**Open Journal of Statistics**

Vol.05 No.04(2015), Article ID:56827,7 pages

10.4236/ojs.2015.54027

Two Second-Order Nonlinear Extended Kalman Particle Filter Algorithms

Hongxiang Dai, Li Zou

Department of Statistics, Jinan University, Guangzhou, China

Email: zoulilizhixx@126.com

Copyright © 2015 by authors and Scientific Research Publishing Inc.

This work is licensed under the Creative Commons Attribution International License (CC BY).

Received 9 April 2015; accepted 29 May 2015; published 2 June 2015

ABSTRACT

In algorithms of nonlinear Kalman filter, the so-called extended Kalman filter algorithm actually uses first-order Taylor expansion approach to transform a nonlinear system into a linear system. It is obvious that this algorithm will bring some systematic deviations because of ignoring nonlinearity of the system. This paper presents two extended Kalman filter algorithms for nonlinear systems, called second-order nonlinear Kalman particle filter algorithms, by means of second-order Taylor expansion and linearization approximation, and correspondingly two recursive formulas are derived. A simulation example is given to illustrate the effectiveness of two algorithms. It is shown that the extended Kalman particle filter algorithm based on second-order Taylor expansion has a more satisfactory performance in reducing systematic deviations and running time in comparison with the extended Kalman filter algorithm and the other second-order nonlinear Kalman particle filter algorithm.

**Keywords:**

Kalman Particle Filter, Nonlinear System, Taylor Expansion, Linearization Approximation

1. Introduction

It is well known that the theory of Kalman filter has been widely used in many scientific fields. Particularly, the linear Kalman filter algorithm has received a great deal of attention due to its effectiveness in estimating the state of an underlying linear system in [1] . However, it has been recognized that nonlinearity and disturbance exist in many practical linear systems, which leads to considering nonlinear Kalman filter algorithms of nonlinear state-space systems in [2] .

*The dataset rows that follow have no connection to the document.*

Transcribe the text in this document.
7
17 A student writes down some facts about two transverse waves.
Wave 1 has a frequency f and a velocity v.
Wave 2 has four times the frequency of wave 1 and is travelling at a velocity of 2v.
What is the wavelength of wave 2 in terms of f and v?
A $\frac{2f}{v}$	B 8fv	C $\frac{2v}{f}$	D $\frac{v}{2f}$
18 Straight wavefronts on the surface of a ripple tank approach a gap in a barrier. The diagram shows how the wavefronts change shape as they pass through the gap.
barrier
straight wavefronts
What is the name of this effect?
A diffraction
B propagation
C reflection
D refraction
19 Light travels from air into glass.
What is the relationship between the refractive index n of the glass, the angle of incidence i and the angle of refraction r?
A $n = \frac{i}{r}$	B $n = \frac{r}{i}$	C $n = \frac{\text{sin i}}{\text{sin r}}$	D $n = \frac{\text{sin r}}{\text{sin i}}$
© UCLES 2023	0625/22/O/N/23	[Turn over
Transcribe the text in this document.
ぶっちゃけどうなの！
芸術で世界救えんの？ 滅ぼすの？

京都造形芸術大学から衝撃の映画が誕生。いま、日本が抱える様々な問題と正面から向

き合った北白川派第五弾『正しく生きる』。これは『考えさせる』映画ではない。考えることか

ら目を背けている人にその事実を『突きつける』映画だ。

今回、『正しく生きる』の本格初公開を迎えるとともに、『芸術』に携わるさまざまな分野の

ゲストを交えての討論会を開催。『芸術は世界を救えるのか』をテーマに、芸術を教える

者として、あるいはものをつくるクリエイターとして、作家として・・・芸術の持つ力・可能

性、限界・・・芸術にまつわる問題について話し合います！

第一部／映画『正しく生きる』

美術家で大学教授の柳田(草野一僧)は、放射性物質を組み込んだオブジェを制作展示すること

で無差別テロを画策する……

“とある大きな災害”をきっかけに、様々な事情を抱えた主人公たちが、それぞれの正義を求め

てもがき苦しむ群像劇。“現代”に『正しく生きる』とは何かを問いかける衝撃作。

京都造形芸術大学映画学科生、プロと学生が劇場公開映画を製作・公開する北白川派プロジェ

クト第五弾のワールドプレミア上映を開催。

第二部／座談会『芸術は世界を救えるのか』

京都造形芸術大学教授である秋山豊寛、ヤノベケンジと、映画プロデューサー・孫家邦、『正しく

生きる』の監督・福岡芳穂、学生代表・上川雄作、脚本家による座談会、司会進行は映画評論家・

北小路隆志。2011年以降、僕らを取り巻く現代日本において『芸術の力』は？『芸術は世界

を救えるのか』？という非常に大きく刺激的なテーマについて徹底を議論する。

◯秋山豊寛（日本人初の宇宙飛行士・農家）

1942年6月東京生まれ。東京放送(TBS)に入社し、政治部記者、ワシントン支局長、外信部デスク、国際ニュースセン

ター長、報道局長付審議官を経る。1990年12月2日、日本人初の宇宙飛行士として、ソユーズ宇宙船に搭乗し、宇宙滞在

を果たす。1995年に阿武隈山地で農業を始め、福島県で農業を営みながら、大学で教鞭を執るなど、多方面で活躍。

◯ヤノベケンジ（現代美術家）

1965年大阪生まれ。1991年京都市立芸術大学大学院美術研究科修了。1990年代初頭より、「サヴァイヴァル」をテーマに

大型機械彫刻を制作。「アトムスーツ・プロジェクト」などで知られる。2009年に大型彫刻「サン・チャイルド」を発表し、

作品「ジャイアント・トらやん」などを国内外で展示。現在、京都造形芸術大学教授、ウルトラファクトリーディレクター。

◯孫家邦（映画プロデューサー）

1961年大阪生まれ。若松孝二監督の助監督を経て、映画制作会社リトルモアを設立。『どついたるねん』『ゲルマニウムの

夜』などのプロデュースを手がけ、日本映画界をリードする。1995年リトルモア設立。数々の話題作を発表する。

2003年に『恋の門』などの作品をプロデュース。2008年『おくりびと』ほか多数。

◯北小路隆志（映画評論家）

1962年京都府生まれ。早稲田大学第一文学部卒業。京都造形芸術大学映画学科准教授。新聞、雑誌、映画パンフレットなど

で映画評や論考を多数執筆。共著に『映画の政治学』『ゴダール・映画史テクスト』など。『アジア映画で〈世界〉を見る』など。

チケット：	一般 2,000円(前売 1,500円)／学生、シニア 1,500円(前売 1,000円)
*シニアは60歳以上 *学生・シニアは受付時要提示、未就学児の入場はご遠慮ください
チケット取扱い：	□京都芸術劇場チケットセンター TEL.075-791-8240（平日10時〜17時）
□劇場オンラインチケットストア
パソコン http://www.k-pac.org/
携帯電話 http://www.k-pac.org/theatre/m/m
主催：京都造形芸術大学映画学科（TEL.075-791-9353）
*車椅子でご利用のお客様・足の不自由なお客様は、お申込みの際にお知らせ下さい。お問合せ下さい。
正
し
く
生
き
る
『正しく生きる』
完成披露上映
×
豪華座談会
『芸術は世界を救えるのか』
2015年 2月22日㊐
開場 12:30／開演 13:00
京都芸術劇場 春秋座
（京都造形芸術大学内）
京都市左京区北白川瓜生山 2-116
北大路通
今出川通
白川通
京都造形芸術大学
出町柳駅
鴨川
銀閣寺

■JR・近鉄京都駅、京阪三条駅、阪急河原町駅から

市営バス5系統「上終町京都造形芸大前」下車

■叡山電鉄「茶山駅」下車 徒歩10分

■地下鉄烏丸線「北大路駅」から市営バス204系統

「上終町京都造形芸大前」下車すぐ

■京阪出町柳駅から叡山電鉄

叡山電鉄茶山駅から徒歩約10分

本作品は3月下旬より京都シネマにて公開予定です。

A widely used Kalman filter algorithm for linear systems is called extended Kalman filer algorithm (EKF for short), which actually uses first-order Taylor expansion approach to transform a nonlinear system into a linear system. Since this nonlinear Kalman filter algorithm is linear in nature and it does not consider the nonlinearity of the system equation, a sub-optimal state estimate for a nonlinear state-space system can be given in [3] . In order to reduce error in the estimation of the system state and improve the precision of EKF, various modified algorithms have been established. For example, Uhlmann et al. [4] give a kind of unscented Kalman filter (UKF) algorithm for nonlinear systems. This algorithm has the same calculation capacity as the EKF algorithm and reduces error in linearizing nonlinear model. Merwe et al. [5] present an algorithm called central difference Kalman filter (CDKF) and deduce its recursive formula. This algorithm is easier to realize than EKF, because it does not need to compute Jacobi matrices. But UKF and CDKF are not suitable for non-Gaussian state-space systems. If a state-space model is nonlinear and noise distributions are non-Gaussian, particle filters (PFs) or sequential Monte Carlo (SMC) methods provide an effective algorithm to deal with this case [6] . A combination of EKF and PF leads to extended Kalman particle filter (EKPF) algorithm, where EKF algorithm updates the sampling particles and the particles approximate the filtering distributions. The EKPF algorithm has been applied to neural networks in [7] , and the results show that the algorithm is superior to other basic particle filter algorithms. Although these algorithms have some advantages in effectiveness and calculation speed for most of nonlinear state-space models, sometimes we need some more accurate Kalman filter algorithms to estimate the state of nonlinear systems.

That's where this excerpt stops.